Prolactin is highly sensitive to stress, sleep, exercise, venepuncture anxiety, and illness. Mild elevations are frequently physiological or drug-related. Persistent elevation on repeat testing is more clinically meaningful than a single abnormal result. Macroprolactin should be excluded in asymptomatic patients with moderate elevation.
This guide applies to fasting morning samples after excluding pregnancy and acute stress. Always interpret alongside symptoms, medications, and repeat testing.
| 📊 Prolactin Level | 🇬🇧 UK (mIU/L) | 🇺🇸 US (ng/mL) | 🧠 Likely Interpretation |
|---|---|---|---|
| Normal / Mild Rise | <700 | <35 |
Stress, venepuncture anxiety, sleep loss,
SSRIs, metoclopramide, physiological variation |
| Moderate Elevation | 700 – 2000 | 35 – 95 |
Dopamine antagonists, stalk effect,
microprolactinoma, untreated hypothyroidism |
| Marked Elevation | >2000 | >95 |
Macroprolactinoma likely,
pituitary mass with active secretion |
🧠 Teaching Pearl
Prolactin rises due to loss of dopaminergic inhibition.

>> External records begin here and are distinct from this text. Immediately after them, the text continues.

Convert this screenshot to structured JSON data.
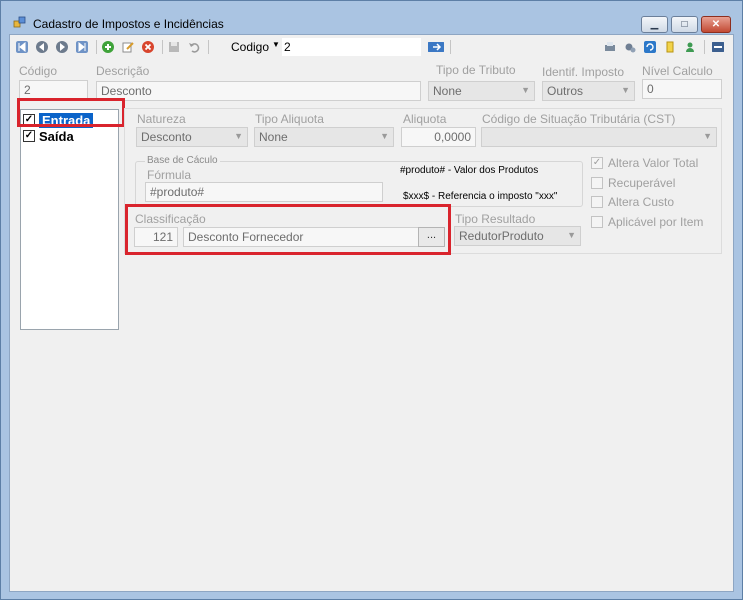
{
  "window": {
    "title": "Cadastro de Impostos e Incidências",
    "minimize": "▁",
    "maximize": "□",
    "close": "✕"
  },
  "toolbar": {
    "field_label": "Codigo",
    "caret": "▼",
    "field_value": "2"
  },
  "header": {
    "codigo_label": "Código",
    "codigo_value": "2",
    "descricao_label": "Descrição",
    "descricao_value": "Desconto",
    "tipo_tributo_label": "Tipo de Tributo",
    "tipo_tributo_value": "None",
    "identif_label": "Identif. Imposto",
    "identif_value": "Outros",
    "nivel_label": "Nível Calculo",
    "nivel_value": "0"
  },
  "list": {
    "items": [
      {
        "label": "Entrada",
        "checked": "✓"
      },
      {
        "label": "Saída",
        "checked": "✓"
      }
    ]
  },
  "detail": {
    "natureza_label": "Natureza",
    "natureza_value": "Desconto",
    "tipo_aliquota_label": "Tipo Aliquota",
    "tipo_aliquota_value": "None",
    "aliquota_label": "Aliquota",
    "aliquota_value": "0,0000",
    "cst_label": "Código de Situação Tributária (CST)",
    "cst_value": "",
    "base_calculo_label": "Base de Cáculo",
    "formula_label": "Fórmula",
    "formula_value": "#produto#",
    "hint_1": "#produto# - Valor dos Produtos",
    "hint_2": "$xxx$ - Referencia o imposto \"xxx\"",
    "classificacao_label": "Classificação",
    "classificacao_code": "121",
    "classificacao_value": "Desconto Fornecedor",
    "dots": "...",
    "tipo_resultado_label": "Tipo Resultado",
    "tipo_resultado_value": "RedutorProduto",
    "checks": [
      {
        "label": "Altera Valor Total",
        "mark": "✓"
      },
      {
        "label": "Recuperável",
        "mark": ""
      },
      {
        "label": "Altera Custo",
        "mark": ""
      },
      {
        "label": "Aplicável por Item",
        "mark": ""
      }
    ]
  },
  "colors": {
    "highlight_box": "#d9242d",
    "selection": "#0a63c9",
    "frame": "#aac4e2"
  }
}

Drug-induced hyperprolactinaemia and stalk compression usually remain <2000 mIU/L.
Levels >2000–3000 mIU/L strongly suggest autonomous tumour secretion.
Always repeat before imaging unless severe symptoms are present.
Hyperprolactinaemia is most often physiological or drug-related rather than tumour-related. Always repeat and contextualise results before escalating investigation. Prolactin suppresses the reproductive axis, explaining most clinical features. In UK practice, careful stepwise assessment prevents unnecessary imaging and long-term overtreatment.